“So are you going to use this picture and try to bomb the Americans…?”
Frame by Frame is about the modern history of Afghanistan told through the eyes of four passionate photographers, Najibullah Musafer, a photography lecturer at Kabul university; Wakil Kohsar, a photojournalist and democrat; and then husband and wife photojournalists Farzana Wahidy, who covers women’s stories, and Massoud Hossaini who won the 2012 Breaking News Photography Pulitzer Prize (Here is his Talk at a Kabul TED event).
The film begins by explaining the rise of the Taliban after the soviet invasion of 1979, and how they banned photography for the next twenty years until the US invasion in 2001, leading to the beginning of a new era of press freedoms (and harsh internal terrorism). We then follow Wakil as he explores the upcoming elections and voter registration, Farzana documenting the heinous violence inflicted on women under the Taliban era and Massoud covering various events for the newsdesk where he works.
Each of the photographers has a reverential attitude towards the power of images and the capturing of moments. And this is enhanced throughout Frame by Frame as some of Najibullah’s lectures on how to ‘see’ through photography and how to read images are edited throughout the narrative. This gives the viewer an extra appreciation for the pictures on screen – we are present as the photographers take their images, and then we are told how to decode them.
|Picture sourced from The Guardian|
The most famous picture being Massoud’s 2012 Pulitzer image of a bombing that killed a number of children during the Islamic celebration of Ashura. Massoud just happened to be present during the terrible explosion and had to decide between running for cover or staying and documenting the mayhem – and it was this dedication to journalism that got him recognised for the prize. Yet, the work of Walik in rural areas documenting the impoverished citizens being registered for their first ever elections, or Farzana’s work with women who have been terribly abused by their husbands under the Taliban regime, are both equally as insightful and important.
Yet for all of the harrowing, newsworthy images of terrorism and appalling violence that Western viewers are used to seeing of Afghanistan, directors Alexandria Bomback and Mo Scarpelli also reflect the middle class comforts of the country. Just like every other urban couple around the world, Farzana and Massoud still have go shopping for energy drinks and a dizzying amount of hair products before deciding between Blu-Rays of The Hangover part 2 or Oz: The Great and Powerful…

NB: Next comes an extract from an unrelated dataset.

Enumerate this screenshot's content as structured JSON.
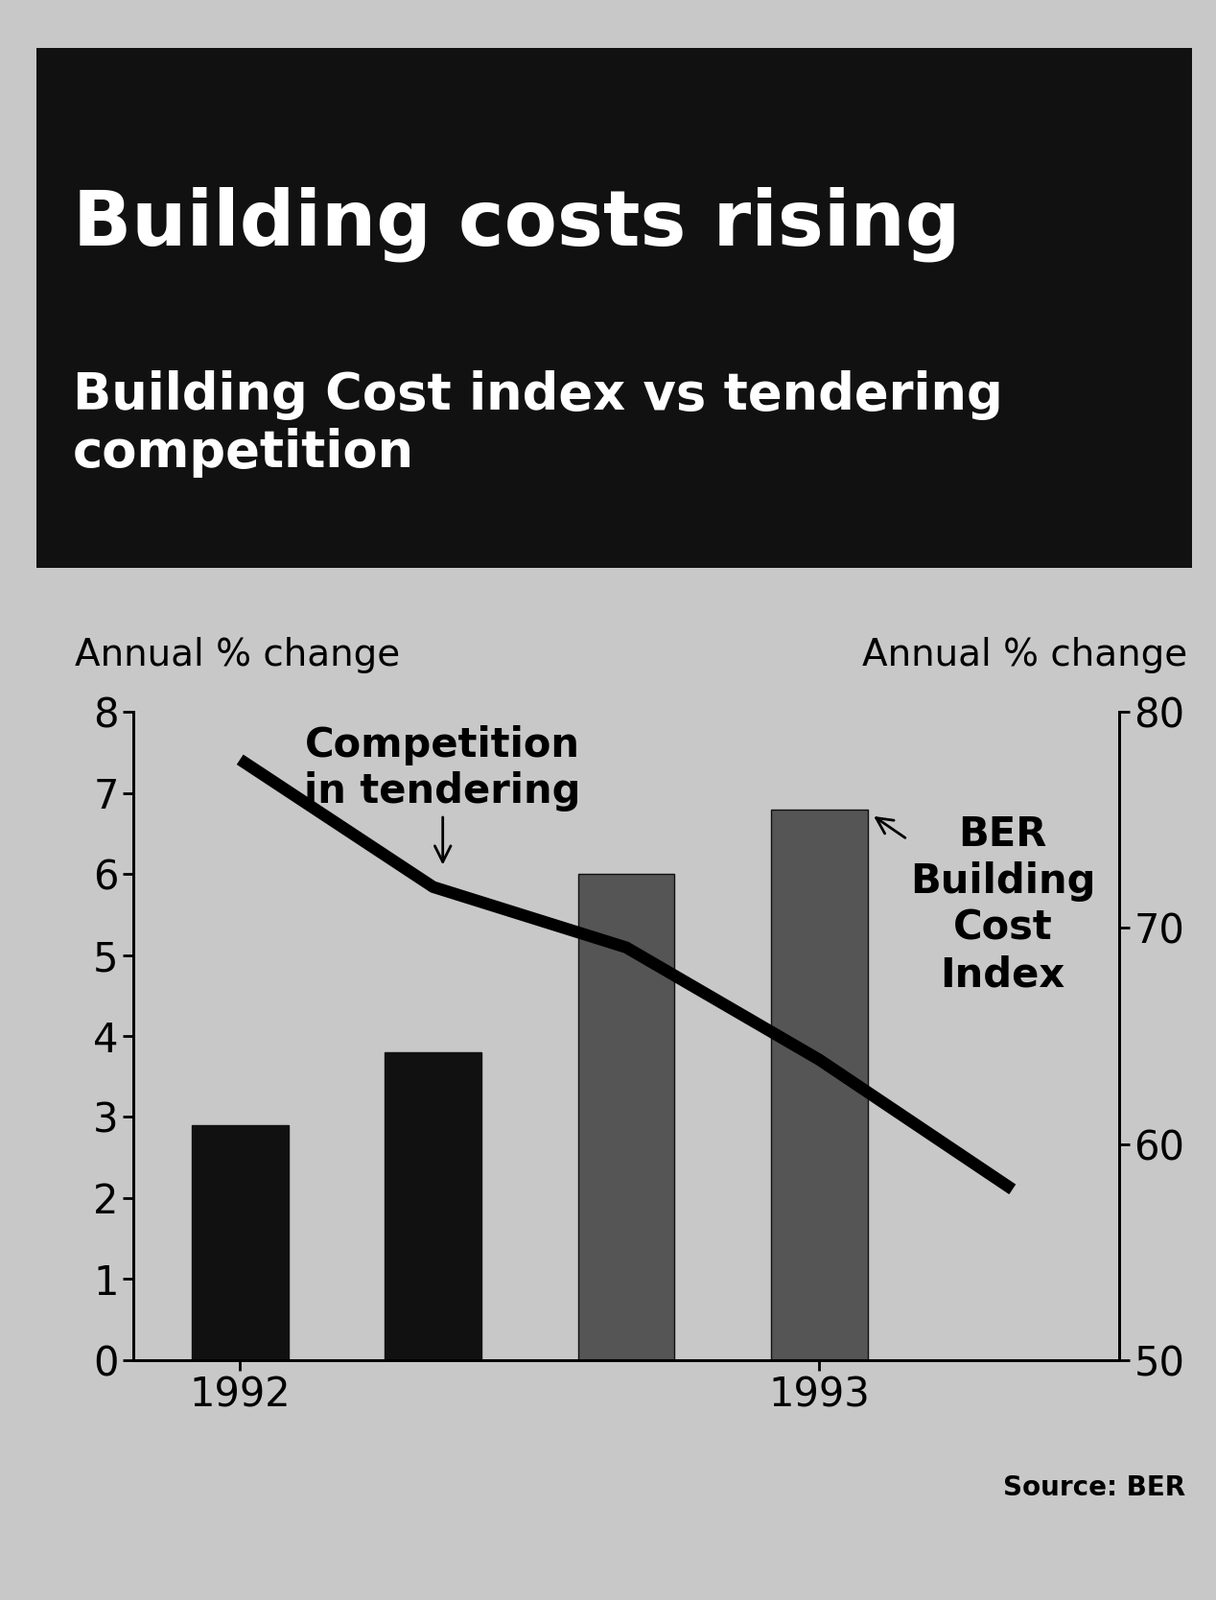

The Afghan’s, after the Taliban’s photography ban, are now using photography to capture the state of the country and their cultural identity – from beautiful images of the landscapes, to the uncomfortable epidemic of heroin addicts in the streets. Scarpelli and Bomback’s film is a celebration of ‘now’, those decisive moments captured through film. And the hope that those moments lean more towards expressions of joy than explosions of violence.